Kaldırım Taşları 1

Çok geçmedi bu hal üzerinden. Belki beş, belki de on dakika... Yirmi metre ileride, Bereket fırınının hemen önünde iki adamın bağrışmaları kulağıma çarptı. Yanlarında bordo renkli bir araç vardı. Bir kişi de aracın içinden bir şeyler söylüyordu onlara. Bağrışmaların şiddeti de gittikçe artıyordu.

yazı resimYZ

Kaldırım taşları... Ne kadar da tuhaflar; ne kadar da çok yüzlü... Hangi parti başkanlığa gelse önce onlar çıkıyorlar ortaya. Bazen sarı-beyaz, bazen sarı-siyah, bazen, siyah-beyaz... İçleri aynı olsa da suretleri ve imajları değişip duruyor hep.

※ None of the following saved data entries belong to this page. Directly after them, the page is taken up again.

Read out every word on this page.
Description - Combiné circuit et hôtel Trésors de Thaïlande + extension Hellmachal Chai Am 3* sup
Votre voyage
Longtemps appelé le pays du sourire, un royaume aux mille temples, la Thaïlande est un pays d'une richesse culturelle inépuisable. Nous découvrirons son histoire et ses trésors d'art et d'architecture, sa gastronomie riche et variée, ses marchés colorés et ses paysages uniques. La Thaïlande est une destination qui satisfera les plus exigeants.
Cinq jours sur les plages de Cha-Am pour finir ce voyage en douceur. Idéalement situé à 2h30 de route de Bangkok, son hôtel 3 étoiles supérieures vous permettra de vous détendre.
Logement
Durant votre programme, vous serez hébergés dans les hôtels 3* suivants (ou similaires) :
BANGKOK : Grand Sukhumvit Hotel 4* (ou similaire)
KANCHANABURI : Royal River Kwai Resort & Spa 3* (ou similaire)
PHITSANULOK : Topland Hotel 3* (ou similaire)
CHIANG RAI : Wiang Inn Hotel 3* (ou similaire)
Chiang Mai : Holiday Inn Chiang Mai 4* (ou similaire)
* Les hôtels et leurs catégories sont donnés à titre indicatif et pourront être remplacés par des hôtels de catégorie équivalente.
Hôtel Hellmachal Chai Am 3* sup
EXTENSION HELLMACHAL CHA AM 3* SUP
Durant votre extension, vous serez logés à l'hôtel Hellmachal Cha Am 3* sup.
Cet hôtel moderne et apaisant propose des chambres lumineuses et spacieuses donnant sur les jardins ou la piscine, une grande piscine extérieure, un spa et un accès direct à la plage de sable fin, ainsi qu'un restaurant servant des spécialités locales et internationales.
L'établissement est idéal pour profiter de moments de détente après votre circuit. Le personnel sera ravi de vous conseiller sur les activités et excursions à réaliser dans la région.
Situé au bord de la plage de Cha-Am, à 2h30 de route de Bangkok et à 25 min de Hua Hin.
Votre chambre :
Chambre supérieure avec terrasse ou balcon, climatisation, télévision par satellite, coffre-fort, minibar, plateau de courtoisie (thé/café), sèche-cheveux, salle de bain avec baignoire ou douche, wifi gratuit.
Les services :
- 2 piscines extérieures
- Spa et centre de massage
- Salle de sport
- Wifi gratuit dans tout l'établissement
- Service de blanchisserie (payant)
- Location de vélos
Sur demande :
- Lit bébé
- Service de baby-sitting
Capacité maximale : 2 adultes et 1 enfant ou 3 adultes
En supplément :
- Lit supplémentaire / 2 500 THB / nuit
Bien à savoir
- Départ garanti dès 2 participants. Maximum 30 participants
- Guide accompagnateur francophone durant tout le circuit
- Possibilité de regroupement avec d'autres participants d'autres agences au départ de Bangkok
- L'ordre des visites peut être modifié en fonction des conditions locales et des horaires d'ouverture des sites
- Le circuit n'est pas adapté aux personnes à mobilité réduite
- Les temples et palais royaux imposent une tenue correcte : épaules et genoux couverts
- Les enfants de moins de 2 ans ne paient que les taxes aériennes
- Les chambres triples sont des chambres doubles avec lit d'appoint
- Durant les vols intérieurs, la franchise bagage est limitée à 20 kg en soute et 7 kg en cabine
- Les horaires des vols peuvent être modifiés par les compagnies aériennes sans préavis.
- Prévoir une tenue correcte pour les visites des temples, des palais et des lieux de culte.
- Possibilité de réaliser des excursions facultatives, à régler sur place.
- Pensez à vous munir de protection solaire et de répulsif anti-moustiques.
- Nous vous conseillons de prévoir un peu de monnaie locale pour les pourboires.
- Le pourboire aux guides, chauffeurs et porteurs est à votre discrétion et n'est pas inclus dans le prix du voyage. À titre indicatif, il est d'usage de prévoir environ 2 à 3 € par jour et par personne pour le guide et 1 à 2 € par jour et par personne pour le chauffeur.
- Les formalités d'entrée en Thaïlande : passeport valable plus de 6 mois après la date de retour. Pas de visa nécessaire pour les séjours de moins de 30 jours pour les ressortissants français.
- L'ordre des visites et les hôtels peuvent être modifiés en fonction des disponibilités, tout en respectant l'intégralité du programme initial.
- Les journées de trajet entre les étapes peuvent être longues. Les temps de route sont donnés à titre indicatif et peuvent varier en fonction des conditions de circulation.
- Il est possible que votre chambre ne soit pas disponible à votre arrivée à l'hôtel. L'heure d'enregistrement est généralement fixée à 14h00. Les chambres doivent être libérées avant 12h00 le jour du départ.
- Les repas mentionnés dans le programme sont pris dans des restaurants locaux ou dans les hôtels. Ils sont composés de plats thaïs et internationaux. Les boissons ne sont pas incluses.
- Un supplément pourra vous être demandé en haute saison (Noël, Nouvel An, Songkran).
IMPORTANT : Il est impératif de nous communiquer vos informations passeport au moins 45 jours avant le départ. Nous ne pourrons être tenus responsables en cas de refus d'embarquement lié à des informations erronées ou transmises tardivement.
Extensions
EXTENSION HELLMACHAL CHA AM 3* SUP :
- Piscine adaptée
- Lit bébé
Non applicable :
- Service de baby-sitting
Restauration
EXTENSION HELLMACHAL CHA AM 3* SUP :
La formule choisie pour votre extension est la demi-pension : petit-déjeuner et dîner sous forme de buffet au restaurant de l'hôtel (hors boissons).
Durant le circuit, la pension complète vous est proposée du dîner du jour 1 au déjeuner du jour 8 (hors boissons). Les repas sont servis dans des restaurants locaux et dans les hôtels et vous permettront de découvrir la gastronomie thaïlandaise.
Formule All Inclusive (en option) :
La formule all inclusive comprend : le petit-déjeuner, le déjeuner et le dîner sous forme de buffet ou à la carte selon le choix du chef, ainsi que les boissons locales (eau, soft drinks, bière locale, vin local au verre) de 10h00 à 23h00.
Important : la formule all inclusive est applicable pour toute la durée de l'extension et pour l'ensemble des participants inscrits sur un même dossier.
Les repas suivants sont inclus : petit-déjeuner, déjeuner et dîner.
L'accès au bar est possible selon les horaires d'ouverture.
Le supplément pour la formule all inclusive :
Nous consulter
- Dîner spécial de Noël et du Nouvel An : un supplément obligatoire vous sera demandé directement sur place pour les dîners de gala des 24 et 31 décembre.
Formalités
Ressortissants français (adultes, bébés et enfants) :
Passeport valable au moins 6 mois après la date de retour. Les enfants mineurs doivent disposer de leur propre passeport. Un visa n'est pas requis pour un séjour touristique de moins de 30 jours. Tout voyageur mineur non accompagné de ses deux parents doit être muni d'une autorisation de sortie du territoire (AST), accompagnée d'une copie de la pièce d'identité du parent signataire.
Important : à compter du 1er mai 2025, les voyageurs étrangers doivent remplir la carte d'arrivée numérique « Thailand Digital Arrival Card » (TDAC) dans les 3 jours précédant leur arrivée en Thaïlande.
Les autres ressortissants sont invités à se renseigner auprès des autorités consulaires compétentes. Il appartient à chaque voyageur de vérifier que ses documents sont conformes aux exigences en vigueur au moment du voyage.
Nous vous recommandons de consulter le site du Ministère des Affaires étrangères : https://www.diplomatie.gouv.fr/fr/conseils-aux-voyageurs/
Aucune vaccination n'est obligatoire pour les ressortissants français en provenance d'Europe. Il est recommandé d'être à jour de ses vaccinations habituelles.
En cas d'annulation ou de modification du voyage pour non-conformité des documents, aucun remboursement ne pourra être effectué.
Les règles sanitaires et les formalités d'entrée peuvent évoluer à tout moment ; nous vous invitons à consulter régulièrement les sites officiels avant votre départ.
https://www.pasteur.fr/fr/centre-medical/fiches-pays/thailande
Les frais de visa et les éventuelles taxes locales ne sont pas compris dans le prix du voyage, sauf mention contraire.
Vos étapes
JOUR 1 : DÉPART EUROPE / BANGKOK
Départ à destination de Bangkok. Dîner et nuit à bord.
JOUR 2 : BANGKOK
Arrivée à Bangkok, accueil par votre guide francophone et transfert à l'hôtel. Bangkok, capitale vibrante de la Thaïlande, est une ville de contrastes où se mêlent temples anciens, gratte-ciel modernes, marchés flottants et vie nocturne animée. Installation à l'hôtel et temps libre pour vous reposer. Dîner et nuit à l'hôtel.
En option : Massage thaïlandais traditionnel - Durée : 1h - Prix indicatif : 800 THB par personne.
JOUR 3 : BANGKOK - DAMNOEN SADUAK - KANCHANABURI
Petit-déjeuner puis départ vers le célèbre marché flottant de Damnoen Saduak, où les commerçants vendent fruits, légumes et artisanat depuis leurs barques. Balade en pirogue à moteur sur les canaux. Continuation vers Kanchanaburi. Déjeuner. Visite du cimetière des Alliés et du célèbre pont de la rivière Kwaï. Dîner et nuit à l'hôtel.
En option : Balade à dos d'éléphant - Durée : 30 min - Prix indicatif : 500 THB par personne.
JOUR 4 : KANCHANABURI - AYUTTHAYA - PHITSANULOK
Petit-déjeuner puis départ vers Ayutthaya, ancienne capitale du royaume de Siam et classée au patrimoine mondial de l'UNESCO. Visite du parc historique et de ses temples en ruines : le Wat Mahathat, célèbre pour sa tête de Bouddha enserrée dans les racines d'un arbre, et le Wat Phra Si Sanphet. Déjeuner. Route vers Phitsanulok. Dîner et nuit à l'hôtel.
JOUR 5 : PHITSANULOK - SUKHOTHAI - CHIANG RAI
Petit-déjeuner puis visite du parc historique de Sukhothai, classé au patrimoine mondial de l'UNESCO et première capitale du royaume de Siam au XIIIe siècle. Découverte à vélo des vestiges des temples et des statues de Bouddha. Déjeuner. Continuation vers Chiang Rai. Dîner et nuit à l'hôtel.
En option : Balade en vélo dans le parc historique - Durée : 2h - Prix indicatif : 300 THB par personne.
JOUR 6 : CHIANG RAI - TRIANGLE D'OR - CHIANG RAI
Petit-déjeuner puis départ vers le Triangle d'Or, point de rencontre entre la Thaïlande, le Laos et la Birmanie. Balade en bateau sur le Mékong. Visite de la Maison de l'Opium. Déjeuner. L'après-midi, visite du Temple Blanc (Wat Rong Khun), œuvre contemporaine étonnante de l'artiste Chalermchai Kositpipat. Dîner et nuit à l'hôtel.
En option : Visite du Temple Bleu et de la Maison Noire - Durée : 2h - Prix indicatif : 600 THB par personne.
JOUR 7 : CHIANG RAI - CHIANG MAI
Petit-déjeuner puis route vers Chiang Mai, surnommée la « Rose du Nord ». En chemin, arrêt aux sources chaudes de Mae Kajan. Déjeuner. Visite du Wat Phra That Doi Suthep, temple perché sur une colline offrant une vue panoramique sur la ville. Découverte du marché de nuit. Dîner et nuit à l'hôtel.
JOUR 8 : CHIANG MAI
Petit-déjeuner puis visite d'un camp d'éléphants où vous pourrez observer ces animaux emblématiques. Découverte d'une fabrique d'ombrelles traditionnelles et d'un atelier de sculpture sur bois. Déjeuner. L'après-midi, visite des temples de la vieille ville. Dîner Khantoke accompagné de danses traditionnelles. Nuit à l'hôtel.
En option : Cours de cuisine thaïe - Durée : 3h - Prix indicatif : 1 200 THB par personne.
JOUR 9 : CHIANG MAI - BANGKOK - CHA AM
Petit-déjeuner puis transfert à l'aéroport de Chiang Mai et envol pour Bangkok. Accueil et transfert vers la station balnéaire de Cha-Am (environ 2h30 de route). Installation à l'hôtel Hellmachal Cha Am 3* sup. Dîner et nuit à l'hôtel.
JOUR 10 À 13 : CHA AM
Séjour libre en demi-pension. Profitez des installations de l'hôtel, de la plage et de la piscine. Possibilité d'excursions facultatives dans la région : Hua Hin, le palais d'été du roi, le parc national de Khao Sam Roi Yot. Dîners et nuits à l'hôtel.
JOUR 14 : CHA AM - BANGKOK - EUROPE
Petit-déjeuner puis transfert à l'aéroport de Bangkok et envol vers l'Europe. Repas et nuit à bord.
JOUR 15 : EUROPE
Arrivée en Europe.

Nerediyse bir saat olmuştu buraya oturalı. Yerimden kıpırdamak istemediğimden değil, düşünce yoğunluğundan fırsat bulamamamdandı gitmeyişim. Aklımın bütün odaları tam pansiyon çalışıyordu yine. Ama misafirlerden pek de hoşnut değildi anlaşılan ev sahibi. Çünkü dışarıdan şöyle bir bakan ya mahallenin delisi zannederdi beni ya da intiharı kollayan bir müflis. Elimdeki tahta parçası, parke taşlarının tüm kıvrımlarını bir seyyah misali ezberlemiş olmalıydı. Bir ara türkü mırıldanmak geçmedi değil hani içimden. Hatta dişlerimin arasından tamamını ezberleyemediğim şarkının bir iki dizesi de çıkıvermişti ki gelen geçen beni dilenci zanneder; önüme para atar ve vicdanları gereksiz mahzun ederim düşüncesiyle ondan da vazgeçtim. Zihnim yorgundu. Beynin zonkluyordu şakaklarımda. Gözlerim kaldırım taşlarındaydı ancak onları bile göz dolgunluğu ile görebiliyordum.

Çok geçmedi bu hal üzerinden. Belki beş, belki de on dakika... Yirmi metre ileride, Bereket fırınının hemen önünde iki adamın bağrışmaları kulağıma çarptı. Yanlarında bordo renkli bir araç vardı. Bir kişi de aracın içinden bir şeyler söylüyordu onlara. Bağrışmaların şiddeti de gittikçe artıyordu. Öyle ki fırından müşteriler bir bir çıkmaya başlamıştı. Tartışma iyiden iyiye alevlenmişti. Biraz yaşlıca olan karşısındakine var gücüyle bağırıyordu. Diğeri ise dişlerini ve yumruklarını sıkıyor, etrafındakilere bakınıyordu. Belki de kalabalık olmasa... Yaşlı olan bir anda diğerinin yakasına yapıştı, olanca gücüyle silkeliyordu. Ağız dolusu bir iki de küfür sallayıp, itekledi genci. Genç adam neye uğradığı anlayamadı. Toparlandı, kaşlarının altından karşısında duran adamı şöyle bir süzdü. Cebinden aniden bir ustura çıkardı. Yerinden fırladığı gibi karşısındaki adamın göğsüne sapladı usturayı...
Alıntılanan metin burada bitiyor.